É difícil porém, só com base
neste facto, chegar muito longe tirando conclusões. Apesar disso, o contexto
completo daquela solidão de que fala o Génesis 2, 18, pode convencer-nos que se
trata aqui da solidão do «homem» (macho e fêmea) e não apenas da solidão do
homem-macho, causada pela falta da mulher. Parece, por conseguinte, com base no
contexto inteiro, que esta solidão tem dois significados: um que deriva da
própria criatura do homem, isto é, da sua humanidade (o que é evidente na
narrativa de Gén. 2), e o outro que deriva da relação macho-fêmea, o que é
evidente, em certo modo, com base no primeiro significado. A análise
particularizada da descrição parece confirmá-lo.
3. O problema da solidão
manifesta-se unicamente no contexto da segunda narrativa da criação do homem. A
primeira não conhece este problema. Nesta aparece o homem criado num só acto
como «macho e fêmea» (Deus criou o homem à sua imagem ... criou-os homem e
mulher (Gén. 1, 27). A segunda narrativa que, segundo já mencionámos, fala
primeiro da criação do homem e, só depois, da criação da mulher da «costela» do
macho, concentra a nossa atenção em o homem «estar só». Isto apresenta-se como
problema antropológico fundamental, anterior, em certo sentido, ao problema
apresentado pelo facto de tal homem ser macho e fêmea. Este problema é anterior
não tanto no sentido cronológico quanto no sentido existencial: é anterior «por
sua natureza». Tal se revelará também o problema da solidão do homem do ponto
de vista da teologia do corpo, se conseguirmos fazer uma análise profunda da
segunda narrativa da criação em Génesis 2.
4. A afirmação de Deus-Javé, «não
é conveniente que o homem esteja só», aparece, não só no contexto imediato da
decisão de criar a mulher («vou dar-lhe uma auxiliar semelhante a ele»), mas
também no contexto mais amplo de motivos e circunstâncias, que explicam mais
profundamente o sentido da solidão original do homem. O texto javista liga
primeiramente a criação do homem com a necessidade de cultivar a terra (Gén. 2,
5), o que, na primeira narrativa, corresponde à vocação de encher e dominar a
terra (Cfr. Gén. 1, 28). Além disso, a segunda narrativa da criação fala de o
homem ser colocado no «jardim do Éden», e deste modo introduz-nos no estado da
sua felicidade original. Até este momento o homem é objecto da acção criadora
de Deus-Javé, que ao mesmo tempo, como legislador, estabelece as condições da
primeira aliança com o homem. Já com este recurso é sublinhada a subjectividade
do homem. Esta encontra nova expressão quando o Senhor Deus, após ter formado
da terra todos os animais dos campos e todas as aves dos céus, os conduziu até
junto do homem (macho), a fim de verificar como ele lhes chamaria (Gén. 2, 19).

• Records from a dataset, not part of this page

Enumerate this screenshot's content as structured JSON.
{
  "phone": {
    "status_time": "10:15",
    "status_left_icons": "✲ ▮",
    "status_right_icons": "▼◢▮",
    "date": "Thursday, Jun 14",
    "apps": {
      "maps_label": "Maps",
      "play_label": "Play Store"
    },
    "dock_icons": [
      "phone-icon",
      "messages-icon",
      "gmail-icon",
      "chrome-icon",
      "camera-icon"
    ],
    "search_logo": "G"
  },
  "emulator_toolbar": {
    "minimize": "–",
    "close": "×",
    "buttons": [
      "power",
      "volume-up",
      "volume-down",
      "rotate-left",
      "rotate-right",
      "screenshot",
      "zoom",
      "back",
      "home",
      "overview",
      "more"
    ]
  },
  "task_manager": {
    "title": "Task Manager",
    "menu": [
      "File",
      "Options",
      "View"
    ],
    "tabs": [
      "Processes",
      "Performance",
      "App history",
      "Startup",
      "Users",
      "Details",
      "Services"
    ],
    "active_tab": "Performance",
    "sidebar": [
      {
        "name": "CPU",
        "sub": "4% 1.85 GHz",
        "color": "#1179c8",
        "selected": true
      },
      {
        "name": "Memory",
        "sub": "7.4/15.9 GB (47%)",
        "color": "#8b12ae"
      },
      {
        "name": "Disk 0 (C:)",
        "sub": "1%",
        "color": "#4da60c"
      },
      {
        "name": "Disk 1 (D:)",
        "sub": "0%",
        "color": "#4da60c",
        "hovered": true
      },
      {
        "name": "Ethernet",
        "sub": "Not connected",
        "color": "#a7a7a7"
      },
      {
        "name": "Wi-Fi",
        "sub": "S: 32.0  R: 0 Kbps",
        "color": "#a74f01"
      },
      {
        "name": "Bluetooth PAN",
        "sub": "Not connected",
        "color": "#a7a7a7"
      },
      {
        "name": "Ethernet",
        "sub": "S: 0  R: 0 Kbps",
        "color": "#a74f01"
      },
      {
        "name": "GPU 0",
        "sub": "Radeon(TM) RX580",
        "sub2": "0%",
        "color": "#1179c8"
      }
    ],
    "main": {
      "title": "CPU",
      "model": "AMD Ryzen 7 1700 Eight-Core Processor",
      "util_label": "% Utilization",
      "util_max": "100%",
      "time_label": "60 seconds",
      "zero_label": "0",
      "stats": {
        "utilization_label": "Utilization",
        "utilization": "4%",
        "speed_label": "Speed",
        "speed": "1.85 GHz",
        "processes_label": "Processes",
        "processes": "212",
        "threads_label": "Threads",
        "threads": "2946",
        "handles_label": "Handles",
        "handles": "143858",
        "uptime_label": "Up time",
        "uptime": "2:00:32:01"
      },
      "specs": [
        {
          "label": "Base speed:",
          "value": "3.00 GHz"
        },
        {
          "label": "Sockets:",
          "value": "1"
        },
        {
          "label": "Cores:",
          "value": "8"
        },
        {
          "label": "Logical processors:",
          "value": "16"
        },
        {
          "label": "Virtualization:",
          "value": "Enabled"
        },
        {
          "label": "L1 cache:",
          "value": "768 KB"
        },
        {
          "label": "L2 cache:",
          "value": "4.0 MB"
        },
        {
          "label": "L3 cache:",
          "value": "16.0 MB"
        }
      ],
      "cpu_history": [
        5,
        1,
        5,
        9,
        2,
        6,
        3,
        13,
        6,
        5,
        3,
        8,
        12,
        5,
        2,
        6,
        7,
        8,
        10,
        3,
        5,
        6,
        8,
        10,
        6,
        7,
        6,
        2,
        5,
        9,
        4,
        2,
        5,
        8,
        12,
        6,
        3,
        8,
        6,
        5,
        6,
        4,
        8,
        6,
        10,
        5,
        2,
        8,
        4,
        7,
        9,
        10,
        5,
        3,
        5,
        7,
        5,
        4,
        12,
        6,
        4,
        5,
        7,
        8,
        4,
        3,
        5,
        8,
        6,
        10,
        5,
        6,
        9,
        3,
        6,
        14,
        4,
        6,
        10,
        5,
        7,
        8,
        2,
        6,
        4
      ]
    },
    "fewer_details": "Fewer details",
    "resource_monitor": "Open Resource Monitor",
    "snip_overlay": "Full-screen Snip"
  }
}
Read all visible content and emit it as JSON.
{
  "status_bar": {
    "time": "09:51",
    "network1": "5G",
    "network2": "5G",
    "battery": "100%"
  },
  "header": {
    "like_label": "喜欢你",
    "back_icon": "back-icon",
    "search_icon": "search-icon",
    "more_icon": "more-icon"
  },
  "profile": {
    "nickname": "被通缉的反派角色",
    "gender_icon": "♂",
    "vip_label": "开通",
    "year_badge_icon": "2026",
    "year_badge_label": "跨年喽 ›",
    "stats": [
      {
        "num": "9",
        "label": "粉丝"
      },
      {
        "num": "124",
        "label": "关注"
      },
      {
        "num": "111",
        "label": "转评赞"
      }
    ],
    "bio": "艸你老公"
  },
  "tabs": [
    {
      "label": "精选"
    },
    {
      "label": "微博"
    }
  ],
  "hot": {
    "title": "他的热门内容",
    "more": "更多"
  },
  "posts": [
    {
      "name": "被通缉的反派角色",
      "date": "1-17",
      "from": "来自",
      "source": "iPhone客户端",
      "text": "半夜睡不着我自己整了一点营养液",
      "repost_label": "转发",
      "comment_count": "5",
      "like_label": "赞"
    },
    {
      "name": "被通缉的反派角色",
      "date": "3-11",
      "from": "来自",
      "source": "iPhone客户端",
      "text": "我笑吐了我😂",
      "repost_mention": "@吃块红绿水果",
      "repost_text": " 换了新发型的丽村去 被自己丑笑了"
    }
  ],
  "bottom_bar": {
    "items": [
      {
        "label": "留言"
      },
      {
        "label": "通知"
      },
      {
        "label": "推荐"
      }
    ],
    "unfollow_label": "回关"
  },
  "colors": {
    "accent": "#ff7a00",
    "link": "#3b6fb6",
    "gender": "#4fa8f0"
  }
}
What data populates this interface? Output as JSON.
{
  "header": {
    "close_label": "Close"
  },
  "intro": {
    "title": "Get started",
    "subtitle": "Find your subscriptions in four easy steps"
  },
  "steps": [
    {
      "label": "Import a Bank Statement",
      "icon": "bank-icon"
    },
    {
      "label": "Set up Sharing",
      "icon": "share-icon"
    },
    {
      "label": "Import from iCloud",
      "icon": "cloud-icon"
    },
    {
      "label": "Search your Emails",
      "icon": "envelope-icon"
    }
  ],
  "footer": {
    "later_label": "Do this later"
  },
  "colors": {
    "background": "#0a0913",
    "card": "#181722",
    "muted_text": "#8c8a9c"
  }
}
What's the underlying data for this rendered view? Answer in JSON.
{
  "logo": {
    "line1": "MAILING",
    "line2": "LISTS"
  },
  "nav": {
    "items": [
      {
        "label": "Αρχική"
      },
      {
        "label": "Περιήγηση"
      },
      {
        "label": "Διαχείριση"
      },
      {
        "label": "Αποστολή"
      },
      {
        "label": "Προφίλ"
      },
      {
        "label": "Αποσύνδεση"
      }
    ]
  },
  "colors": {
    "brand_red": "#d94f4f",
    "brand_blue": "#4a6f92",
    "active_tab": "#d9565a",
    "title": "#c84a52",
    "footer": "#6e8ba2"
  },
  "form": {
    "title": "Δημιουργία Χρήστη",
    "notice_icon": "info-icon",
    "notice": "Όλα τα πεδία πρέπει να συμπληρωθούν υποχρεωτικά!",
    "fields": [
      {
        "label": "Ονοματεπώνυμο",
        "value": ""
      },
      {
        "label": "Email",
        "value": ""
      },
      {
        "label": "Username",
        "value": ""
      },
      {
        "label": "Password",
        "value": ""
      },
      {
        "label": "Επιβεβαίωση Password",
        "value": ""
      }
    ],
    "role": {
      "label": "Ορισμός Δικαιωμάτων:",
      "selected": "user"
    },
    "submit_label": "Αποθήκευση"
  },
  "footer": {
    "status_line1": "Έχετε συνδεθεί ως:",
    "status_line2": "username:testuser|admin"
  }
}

Logo o primitivo significado da solidão original do homem é definido em função
dum «test» específico, ou dum exame a que o homem é sujeito diante de Deus (e
em certo modo também diante de si mesmo). Graças a esse «test», o homem toma
consciência da própria superioridade, quer dizer, de não poder colocar-se em
igualdade com nenhuma outra espécie de seres vivos sobre a terra.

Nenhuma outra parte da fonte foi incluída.